Na pytanie, czy zapewnieniu frekwencji pomoże to, że referendum będzie
dwudniowe, premier odpowiedział, że ma nadzieję, iż "nawet jeśli jest to uzysk
niewielki, to jednak wystąpi". Według niego najgorsze byłoby gdyby w
jednodniowym głosowaniu okazało się, że około 50 proc. Polaków poszło do urn.
"Wtedy mieliby do siebie pretensje, że nie zastosowano dwudniowego referendum i
frekwencja mogłaby być większa" - podkreślił Miller. Jego zdaniem,
nieprawdopodobne jest, by w związku z dwudniowym głosowaniem dochodziło do
jakichś "przekrętów".
"Przecież członkowie komisji będą obecni przez cały ten
czas. Postaramy się także, aby policja była w pobliżu, żeby lokale wyborcze były
dobrze chronione. Nie widzę żadnego niebezpieczeństwa" - zaznaczył premier.
O
bezpieczeństwie urn i kart do głosowania w nocy z soboty na niedzielę zapewnił
również szef MSWiA Krzysztof Janik. "Urny zostaną opieczętowane.
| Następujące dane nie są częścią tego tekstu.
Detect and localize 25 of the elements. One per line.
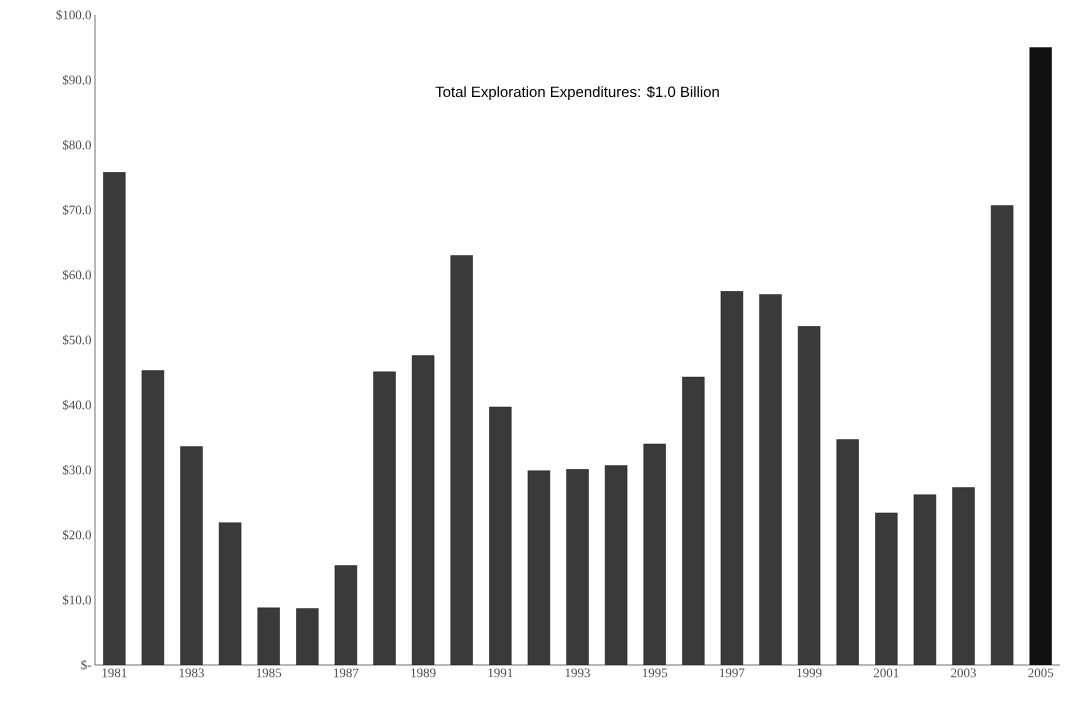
y-tick-label: $20.0	[62, 529, 91, 541]
x-tick-label: 1989	[411, 668, 436, 678]
x-tick-label: 1981	[102, 668, 127, 678]
x-tick-label: 1985	[256, 668, 282, 678]
y-tick-label: $70.0	[62, 204, 91, 216]
x-tick-label: 2001	[873, 668, 899, 678]
text: Total Exploration Expenditures: $1.0 Billion	[435, 85, 719, 101]
y-tick-label: $100.0	[56, 9, 91, 21]
x-tick-label: 2005	[1028, 668, 1054, 678]
y-tick-label: $50.0	[62, 334, 91, 346]
y-tick-label: $30.0	[62, 464, 91, 476]
x-tick-label: 1999	[797, 668, 822, 678]
y-tick-label: $-	[81, 659, 92, 671]
y-tick-label: $90.0	[62, 74, 91, 86]
x-tick-label: 2003	[951, 668, 976, 678]
x-tick-label: 1997	[720, 668, 745, 678]
y-tick-label: $60.0	[62, 269, 91, 281]
y-tick-label: $10.0	[62, 594, 91, 606]
y-tick-label: $40.0	[62, 399, 91, 411]
y-tick-label: $80.0	[62, 139, 91, 151]
x-tick-label: 1987	[334, 668, 359, 678]
x-tick-label: 1993	[565, 668, 590, 678]
x-tick-label: 1995	[642, 668, 668, 678]
x-tick-label: 1983	[179, 668, 204, 678]
x-tick-label: 1991	[488, 668, 513, 678]
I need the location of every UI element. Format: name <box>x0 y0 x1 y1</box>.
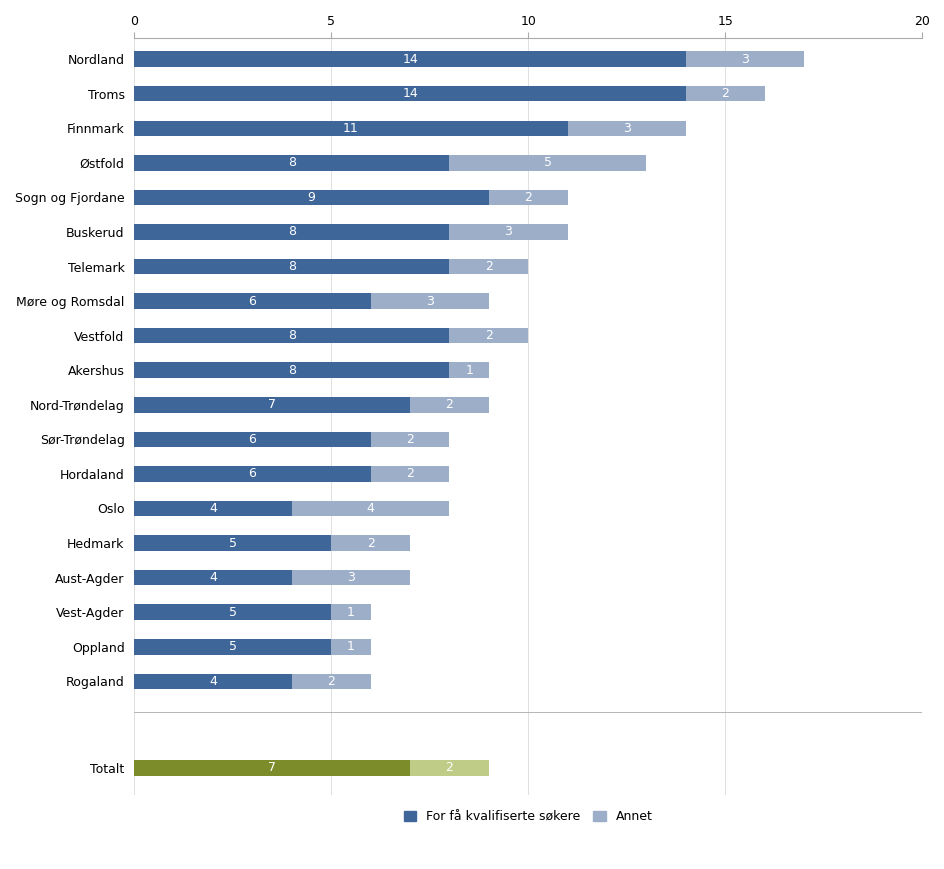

Zostaną także
opieczętowane pozostałe karty do głosowania i pozostaną w lokalu komisji".
Dodał, że będzie rozmawiał z Państwową Komisją Wyborczą, aby przewidzieć
możliwość pozostania na noc w lokalach wyborczych części komisji. Janik
przypomniał, że w referendum dwudniowym komisje mogą liczyć nawet 10 osób.
"Będziemy także zwracali się do policji, aby na prośbę burmistrzów, wójtów,
prezydentów miast wystawiła po prostu funkcjonariuszy, którzy będą chronić
lokale wyborcze" - zapowiedział szef MSWiA.